Integrating renewable energy sources into smart grids increases supply and demand management because renewable energy sources are intermittent and variable. To overcome this type of challenge, short-term load forecasting (STLF) is essential for managing energy, demand-side flexibility, and the stability of smart grids with renewable energy integration. This paper presents a new model called BiGRU-CNN to improve the operation of STLF in smart grids. The BiGRU-CNN model integrates bidirectional gated recurrent units (BiGRUs) to model temporal dependencies and convolutional neural networks (CNNs) to extract spatial patterns from energy consumption data. The newly developed BiGRU captures past and future contexts through bidirectional processing, and the CNN component extracts high-level features to enhance the accuracy of load demand prediction.

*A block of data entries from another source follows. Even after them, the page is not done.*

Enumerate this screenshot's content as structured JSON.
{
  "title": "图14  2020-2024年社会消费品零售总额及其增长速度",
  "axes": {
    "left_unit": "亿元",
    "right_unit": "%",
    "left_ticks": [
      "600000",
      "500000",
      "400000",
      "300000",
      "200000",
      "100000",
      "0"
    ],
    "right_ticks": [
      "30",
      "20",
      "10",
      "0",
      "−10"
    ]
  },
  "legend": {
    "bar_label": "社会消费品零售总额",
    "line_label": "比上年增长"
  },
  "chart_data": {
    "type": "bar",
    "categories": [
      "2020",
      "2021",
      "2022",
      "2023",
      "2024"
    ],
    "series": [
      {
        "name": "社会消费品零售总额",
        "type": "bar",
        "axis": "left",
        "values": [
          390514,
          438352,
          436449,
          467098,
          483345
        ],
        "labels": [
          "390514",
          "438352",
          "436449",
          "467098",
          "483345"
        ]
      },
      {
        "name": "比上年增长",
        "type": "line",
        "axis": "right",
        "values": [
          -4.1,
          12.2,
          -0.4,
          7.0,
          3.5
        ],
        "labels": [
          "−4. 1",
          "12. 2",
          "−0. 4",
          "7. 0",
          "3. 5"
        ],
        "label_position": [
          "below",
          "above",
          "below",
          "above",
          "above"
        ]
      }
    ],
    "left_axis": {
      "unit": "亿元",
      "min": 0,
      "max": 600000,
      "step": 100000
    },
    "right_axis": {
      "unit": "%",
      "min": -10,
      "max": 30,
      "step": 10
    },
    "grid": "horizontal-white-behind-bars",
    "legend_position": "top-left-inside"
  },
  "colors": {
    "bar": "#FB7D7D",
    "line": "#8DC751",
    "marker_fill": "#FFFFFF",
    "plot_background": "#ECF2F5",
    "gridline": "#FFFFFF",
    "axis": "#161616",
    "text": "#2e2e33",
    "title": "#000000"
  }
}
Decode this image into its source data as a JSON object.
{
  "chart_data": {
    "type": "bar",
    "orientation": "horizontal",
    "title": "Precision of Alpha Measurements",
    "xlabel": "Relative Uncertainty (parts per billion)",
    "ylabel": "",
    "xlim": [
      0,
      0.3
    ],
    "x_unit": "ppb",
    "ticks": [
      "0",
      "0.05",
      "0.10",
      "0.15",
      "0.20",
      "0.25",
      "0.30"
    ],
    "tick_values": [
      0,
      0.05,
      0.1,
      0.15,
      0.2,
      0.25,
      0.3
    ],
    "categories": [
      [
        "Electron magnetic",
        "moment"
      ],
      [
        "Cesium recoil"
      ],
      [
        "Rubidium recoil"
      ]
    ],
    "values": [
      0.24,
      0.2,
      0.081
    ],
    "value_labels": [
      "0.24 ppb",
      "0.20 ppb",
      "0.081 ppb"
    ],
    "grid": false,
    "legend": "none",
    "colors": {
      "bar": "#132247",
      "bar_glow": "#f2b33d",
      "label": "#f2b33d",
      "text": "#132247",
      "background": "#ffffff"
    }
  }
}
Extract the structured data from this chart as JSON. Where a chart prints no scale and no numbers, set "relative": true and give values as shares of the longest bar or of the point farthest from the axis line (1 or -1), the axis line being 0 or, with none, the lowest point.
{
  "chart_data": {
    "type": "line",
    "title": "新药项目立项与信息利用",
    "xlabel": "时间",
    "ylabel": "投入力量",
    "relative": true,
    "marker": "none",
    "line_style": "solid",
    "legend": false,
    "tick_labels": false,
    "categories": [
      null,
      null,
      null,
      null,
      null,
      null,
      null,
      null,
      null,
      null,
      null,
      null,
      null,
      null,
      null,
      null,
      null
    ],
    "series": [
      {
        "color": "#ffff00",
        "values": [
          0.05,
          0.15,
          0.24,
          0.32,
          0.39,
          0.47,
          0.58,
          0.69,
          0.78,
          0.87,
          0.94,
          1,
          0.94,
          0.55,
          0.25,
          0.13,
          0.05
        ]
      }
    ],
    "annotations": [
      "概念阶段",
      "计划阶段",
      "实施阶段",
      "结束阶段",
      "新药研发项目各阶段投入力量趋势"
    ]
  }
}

The BiGRU-CNN model is compared with two other hybrid models, CNN-LSTM and CNN-GRU, on real-world data from American electric power (AEP) and ISONE datasets. Simulation results show that the proposed BiGRU-CNN outperforms other models, with single-step forecasting yielding root mean square error (RMSE) of 121.43 (AEP) and 123.57 (ISONE), mean absolute error (MAE) of 90.95 (AEP) and 62.97 (ISONE), and mean absolute percentage error (MAPE) of 0.61% (AEP) and 0.41% (ISONE). For multi-step forecasting, the model yields RMSE of 680.02 (AEP) and 581.12 (ISONE), MAE of 481.12 (AEP) and 411.20 (ISONE), and MAPE of 3.27% (AEP) and 2.91% (ISONE). The results show that the BiGRU-CNN model can generate accurate and reliable STLF, which is useful in managing massive renewable energy-integrated smart grids.